In Clement Greenberg’s piece, written in 1960, and which is entitled ‘Modernist Painting’, he referred to Modernism art as that which includes both art and literature, using characteristic methods of a certain discipline that would criticize the discipline itself. Self-criticism in the area of Modernism was said to have come from the issue of the Enlightenment; yet while the Enlightenment gets criticized from the outside, Modernism, on the other hand, gets criticized from the inside.
As Greenberg (1960) stated, “Each art, it turned out, had to perform this demonstration on its own account. What had to be exhibited was not only that which was unique and irreducible in art in general, but also that which was unique and irreducible in each particular art.
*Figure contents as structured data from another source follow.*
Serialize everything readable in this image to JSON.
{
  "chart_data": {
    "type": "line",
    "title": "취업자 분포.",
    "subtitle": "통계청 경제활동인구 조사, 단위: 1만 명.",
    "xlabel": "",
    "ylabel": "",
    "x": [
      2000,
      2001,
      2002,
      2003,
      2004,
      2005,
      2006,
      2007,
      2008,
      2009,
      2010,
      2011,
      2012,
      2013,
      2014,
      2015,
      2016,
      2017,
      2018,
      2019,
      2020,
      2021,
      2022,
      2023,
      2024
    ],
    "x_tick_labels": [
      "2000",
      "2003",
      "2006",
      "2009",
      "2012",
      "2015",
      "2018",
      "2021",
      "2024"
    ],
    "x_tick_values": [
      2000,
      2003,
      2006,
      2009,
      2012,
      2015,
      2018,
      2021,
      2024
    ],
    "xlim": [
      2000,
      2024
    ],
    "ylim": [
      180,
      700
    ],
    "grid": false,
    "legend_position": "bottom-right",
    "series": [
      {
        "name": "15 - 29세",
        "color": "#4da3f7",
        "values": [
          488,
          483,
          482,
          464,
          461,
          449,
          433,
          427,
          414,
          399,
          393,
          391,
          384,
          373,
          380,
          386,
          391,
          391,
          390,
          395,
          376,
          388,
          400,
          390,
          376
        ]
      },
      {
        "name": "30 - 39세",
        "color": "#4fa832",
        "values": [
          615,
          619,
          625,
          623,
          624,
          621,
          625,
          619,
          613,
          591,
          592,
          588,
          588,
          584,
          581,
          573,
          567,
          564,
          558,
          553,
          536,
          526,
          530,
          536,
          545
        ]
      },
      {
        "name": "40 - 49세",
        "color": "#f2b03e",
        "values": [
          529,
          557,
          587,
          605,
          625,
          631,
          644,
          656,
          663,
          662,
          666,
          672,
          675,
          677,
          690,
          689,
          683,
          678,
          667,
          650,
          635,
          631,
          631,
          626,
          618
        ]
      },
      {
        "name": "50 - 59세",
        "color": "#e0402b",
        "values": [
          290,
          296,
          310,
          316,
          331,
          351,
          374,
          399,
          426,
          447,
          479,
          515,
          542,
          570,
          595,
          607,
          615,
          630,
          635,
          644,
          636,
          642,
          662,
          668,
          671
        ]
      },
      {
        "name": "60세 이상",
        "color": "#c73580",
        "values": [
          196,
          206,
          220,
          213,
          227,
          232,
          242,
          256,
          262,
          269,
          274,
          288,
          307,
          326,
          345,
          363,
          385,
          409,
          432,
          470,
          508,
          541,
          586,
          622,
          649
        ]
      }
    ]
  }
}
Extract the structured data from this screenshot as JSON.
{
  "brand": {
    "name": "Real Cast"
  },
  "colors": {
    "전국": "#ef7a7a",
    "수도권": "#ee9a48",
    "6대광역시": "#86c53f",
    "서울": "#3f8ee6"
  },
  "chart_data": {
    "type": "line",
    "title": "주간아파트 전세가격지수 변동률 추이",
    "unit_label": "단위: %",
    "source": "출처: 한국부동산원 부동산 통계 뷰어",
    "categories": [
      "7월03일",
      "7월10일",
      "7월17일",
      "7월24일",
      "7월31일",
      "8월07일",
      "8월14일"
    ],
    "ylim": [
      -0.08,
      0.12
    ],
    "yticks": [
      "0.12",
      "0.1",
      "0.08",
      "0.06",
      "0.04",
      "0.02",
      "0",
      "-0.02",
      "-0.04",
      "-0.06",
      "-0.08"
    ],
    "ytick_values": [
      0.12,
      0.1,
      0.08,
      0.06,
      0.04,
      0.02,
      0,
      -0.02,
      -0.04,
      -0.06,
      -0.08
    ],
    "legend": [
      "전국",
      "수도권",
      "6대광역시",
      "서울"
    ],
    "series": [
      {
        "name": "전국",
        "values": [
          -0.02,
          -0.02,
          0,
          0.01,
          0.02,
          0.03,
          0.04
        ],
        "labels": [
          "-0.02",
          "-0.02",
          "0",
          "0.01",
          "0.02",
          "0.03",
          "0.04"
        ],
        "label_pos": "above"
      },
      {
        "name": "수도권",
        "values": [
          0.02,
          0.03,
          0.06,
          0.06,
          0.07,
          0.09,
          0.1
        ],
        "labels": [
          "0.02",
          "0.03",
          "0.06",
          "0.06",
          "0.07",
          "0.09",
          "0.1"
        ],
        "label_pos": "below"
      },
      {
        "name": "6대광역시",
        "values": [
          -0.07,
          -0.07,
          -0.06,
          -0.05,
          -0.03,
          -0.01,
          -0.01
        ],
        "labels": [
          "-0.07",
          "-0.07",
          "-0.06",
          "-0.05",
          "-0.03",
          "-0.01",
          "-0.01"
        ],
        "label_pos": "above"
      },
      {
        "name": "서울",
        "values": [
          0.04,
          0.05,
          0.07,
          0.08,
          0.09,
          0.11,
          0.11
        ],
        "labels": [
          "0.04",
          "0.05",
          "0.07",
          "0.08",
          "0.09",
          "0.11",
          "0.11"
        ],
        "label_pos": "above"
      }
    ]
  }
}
Each art had to determine, through its own operations and works, the effects exclusive to itself. By doing so it would… narrow its area of competence, but at the same time it would make its possession of that area all the more certain.
” (Greenberg 1960, 1) From here it can be concluded that, Greenberg (1960) believed that an art’s competency depended upon its uniqueness and irreducibleness, where purity appeared to be the essential component in defining art works as being of standard quality or not; and with flatness as the basic ingredient that should define Modernist painting and essentiality. Yet what is most compelling here is that the flatness pushes its own limits and, in a certain process, turns itself into an arbitrary object.
This was what Greenberg (1960) meant when he concluded that Modernism uses characteristic methods wherein the discipline criticizes its own discipline. Harold Rosenberg (1952) also referred to this when he spoke of what he called the ‘action painting’ in his article entitled ‘The American Action Painters’. In Rosenberg’s article, he emphasized that the art of painting referred to a process wherein the artist gets into the canvas, making flatness turn into an object… instead of mere space.
Emphasizing that painting is never aesthetic but an ‘event’, Rosenberg (1952) referred to the process of art as putting the image right into the middle of ‘space’—with no flatness—in an action that extinguishes the object. However, not like Greenberg’s proclamation that art’s competency lies on the essential element of purity, Rosenberg (1952) conversely stated that purity and aesthetic are not the words that define the new American painting. It is, rather, the revelation of putting the ‘image’ into space and turning this image into an object of tension.
In another sense, what is really compelling here is Rosenberg’s declaration that painting is a true-to-life moment: “A painting that is an act is inseparable from the biography of the artist. The painting itself is a ‘moment’ in the adulterated mixture of his life—whether ‘moment’ means the actual minutes taken up with spotting the canvas or the entire duration of a lucid drama conducted in sign language. The act-painting is of the same metaphysical substance as the artist’s existence. The new painting has broken down every distinction between art and life.
” (Rosenberg 1952, 3) While Greenberg (1960) believed that art is literature—criticizing the discipline itself by exhibiting uniqueness and irreducibleness, where purity appears to be the essential component of a true-to-life art; Rosenberg (1952), on the other hand, proposed that art is an event or a moment—not criticizing but going over the discipline itself to exhibit, not its uniqueness or its irreducibleness, but the event of turning flatness into space filled with tension and action.
The two art critics were not of the same line, since one believed that art is aesthetic or an expression, while another dictated that art is not an expression but a moment when flatness is being turned into an arbitrary object that coincides with true-to-life events. Between Greenberg’s and Rosenberg’s theories of modernist painting and action painting, however, it appears that the former’s proclamation on Modernist art is actually more compelling than the latter.
This is because of Greenberg’s statement that art has to have the uniqueness, the irreducibleness, and the purity before turning flatness into an arbitrary object… and before turning the canvas into space. The purity of the object should not be understated, since it is the bottom line of how the artist should express or convert the image. Purity corresponds to the true-to-life distinctiveness of the object or image.
Still, it is an aesthetic expression, since it comes from an aesthetic experience, which is, then, converted into an arbitrary object. Artistic moment begins right after a true aesthetic experience.
BIBLIOGRAPHY
Greenberg, Clement. Modernist Painting (1960): 1-8. Database on-line. Available from the Timothy R. Quigley Webpage of The New School University. Rosenberg, Harold. The American Action Painters (1952): 1-8. Database on-line. Available from the Timothy R. Quigley Webpage of The New School University.